Ok, fine, I understand the I/O sequence, so what is 0x85 and why was it triggering this false condition? I looked up some sense codes and found this was an ATA command. Further checking showed it was an inquiry to get the health of the device. So what subsystem queries storage periodically to make sure it¹s ok and is in good health? There is only one major system, and it just so happens there is a specific daemon responsible for its operation. This process is the S.M.A.R.T. detection system and operates on just about all operating systems, including ESXi and Linux, via the smartd daemon. Checking the status of this in ESXi shows it is indeed running.

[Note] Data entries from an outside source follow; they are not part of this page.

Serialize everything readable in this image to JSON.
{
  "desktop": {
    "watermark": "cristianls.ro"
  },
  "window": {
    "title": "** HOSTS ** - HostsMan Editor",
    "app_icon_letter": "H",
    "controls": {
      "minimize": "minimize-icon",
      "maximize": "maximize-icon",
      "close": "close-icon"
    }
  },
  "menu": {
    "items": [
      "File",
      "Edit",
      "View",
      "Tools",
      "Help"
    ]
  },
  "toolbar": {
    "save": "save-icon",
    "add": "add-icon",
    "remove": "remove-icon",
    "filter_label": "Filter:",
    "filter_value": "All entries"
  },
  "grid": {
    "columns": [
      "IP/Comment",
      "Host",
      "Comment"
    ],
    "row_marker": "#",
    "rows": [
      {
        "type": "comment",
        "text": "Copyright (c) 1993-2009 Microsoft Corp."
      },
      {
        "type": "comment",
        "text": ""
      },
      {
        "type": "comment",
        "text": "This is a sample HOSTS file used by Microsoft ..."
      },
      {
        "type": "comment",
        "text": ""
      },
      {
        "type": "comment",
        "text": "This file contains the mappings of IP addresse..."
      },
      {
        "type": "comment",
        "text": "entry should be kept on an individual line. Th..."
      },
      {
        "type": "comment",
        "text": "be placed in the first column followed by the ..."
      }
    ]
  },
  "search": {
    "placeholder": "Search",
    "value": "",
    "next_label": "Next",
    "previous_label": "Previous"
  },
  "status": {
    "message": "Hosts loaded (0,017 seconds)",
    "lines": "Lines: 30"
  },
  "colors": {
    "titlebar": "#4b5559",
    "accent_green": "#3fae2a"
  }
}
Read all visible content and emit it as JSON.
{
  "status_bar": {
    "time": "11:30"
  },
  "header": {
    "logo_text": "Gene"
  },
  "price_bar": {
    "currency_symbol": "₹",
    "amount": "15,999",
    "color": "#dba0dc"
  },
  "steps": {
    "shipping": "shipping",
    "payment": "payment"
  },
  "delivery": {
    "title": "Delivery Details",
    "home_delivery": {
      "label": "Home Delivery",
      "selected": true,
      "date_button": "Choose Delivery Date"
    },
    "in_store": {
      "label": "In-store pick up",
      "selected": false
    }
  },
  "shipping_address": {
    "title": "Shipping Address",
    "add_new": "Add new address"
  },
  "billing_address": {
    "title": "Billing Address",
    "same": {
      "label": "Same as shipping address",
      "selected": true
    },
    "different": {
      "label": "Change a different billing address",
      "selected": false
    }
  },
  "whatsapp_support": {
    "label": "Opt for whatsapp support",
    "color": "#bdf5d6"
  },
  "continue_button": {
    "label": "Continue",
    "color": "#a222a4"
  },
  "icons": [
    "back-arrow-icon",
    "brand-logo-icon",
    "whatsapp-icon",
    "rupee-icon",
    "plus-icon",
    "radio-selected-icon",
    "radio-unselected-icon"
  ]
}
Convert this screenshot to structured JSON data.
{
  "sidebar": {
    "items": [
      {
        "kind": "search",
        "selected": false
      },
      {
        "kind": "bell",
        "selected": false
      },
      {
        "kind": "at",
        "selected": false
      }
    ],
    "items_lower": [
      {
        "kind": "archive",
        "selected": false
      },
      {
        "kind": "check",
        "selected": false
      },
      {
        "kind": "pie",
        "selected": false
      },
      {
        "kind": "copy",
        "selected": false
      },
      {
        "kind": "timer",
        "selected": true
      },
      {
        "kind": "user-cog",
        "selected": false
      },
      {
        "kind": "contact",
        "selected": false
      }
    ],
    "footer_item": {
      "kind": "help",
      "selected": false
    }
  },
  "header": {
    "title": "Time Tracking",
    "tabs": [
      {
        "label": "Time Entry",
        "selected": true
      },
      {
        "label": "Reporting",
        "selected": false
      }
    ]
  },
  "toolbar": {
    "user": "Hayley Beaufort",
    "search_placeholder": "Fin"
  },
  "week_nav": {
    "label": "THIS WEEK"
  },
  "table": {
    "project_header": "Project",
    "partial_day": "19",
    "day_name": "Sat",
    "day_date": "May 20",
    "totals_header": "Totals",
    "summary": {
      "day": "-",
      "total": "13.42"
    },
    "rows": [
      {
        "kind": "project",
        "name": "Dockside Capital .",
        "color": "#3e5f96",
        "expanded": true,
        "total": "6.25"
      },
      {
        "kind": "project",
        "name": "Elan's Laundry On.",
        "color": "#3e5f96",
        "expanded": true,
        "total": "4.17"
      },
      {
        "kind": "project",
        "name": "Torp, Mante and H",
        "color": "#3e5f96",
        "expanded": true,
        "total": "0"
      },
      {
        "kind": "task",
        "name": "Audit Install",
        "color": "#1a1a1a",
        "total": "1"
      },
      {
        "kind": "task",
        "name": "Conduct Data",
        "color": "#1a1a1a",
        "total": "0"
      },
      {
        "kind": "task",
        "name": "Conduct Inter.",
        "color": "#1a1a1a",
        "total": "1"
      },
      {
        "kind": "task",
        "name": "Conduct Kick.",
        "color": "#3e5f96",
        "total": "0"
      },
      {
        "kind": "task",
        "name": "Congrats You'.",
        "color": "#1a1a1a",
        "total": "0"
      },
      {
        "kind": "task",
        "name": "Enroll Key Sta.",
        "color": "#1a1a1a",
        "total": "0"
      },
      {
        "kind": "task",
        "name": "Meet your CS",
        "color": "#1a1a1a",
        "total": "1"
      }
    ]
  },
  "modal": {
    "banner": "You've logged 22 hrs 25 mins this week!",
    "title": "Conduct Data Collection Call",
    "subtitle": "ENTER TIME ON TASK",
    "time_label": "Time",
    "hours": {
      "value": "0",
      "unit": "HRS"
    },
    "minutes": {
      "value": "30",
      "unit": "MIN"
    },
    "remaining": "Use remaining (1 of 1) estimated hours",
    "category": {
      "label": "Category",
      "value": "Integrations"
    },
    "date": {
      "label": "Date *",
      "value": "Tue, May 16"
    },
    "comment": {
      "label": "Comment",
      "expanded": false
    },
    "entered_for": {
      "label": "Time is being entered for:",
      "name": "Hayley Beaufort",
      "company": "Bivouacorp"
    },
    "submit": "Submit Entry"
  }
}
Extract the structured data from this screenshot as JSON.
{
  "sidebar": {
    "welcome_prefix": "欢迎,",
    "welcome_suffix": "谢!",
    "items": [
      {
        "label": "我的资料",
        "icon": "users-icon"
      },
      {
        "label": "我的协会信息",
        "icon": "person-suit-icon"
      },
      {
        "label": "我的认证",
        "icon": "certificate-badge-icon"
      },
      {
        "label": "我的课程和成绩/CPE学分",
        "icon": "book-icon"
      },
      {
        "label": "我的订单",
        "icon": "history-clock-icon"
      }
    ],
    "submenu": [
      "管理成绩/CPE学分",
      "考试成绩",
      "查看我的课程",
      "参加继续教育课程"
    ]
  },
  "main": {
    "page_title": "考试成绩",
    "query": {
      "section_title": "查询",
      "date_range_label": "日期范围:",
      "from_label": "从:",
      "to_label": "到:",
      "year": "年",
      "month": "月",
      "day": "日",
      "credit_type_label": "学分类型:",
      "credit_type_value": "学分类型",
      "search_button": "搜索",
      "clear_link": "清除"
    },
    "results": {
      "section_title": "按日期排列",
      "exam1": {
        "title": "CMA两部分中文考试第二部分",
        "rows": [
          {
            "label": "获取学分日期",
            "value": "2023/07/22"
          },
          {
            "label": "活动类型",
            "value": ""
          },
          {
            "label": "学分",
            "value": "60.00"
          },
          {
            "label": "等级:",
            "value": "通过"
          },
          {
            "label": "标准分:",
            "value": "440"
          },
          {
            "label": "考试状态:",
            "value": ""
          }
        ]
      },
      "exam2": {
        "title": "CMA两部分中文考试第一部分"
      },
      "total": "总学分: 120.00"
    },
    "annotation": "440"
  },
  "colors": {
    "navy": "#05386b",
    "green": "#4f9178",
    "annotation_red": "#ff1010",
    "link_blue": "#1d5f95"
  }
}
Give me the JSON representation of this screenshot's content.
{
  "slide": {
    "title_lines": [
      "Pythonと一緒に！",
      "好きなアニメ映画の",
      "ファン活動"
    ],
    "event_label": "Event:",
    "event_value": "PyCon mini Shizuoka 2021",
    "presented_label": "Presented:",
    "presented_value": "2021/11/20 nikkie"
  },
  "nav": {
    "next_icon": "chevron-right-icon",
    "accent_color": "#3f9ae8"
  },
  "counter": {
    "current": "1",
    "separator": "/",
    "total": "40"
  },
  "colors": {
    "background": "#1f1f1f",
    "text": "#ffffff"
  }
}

About this time and some specific searches later, I ran across this KB article which confirms my suspicion and offers the workaround to stop and disable smartd, however the real cause being that the array is responding to a 0x85 request in an incorrect manner and ESXi acted appropriately and began to see if this device was permanently removed. This must be corrected on the array side with a patched firmware.
After test disabling smartd and turning the service off in chkconfig so as to not be brought up by a watchdog service, the errors went away and I/O flows without disruption. This is not ideal in most cases, because disabling smartd means SMART testing will not be performed for local devices. For ESXi hosts which do not contain nor boot from local hard drives, this is less of an issue.
It turns out this was a known issue with XtremIO and noted in https://support.emc.com/kb/467750, which was fixed in v4.0.2 build 80. After upgrading the XtremIO code, smartd could be turned back on and the errors went away. Use Log Insight for not only your VMware landscape but for your physical infrastructure as well and you’ll be well on your way to a well-monitored SDDC.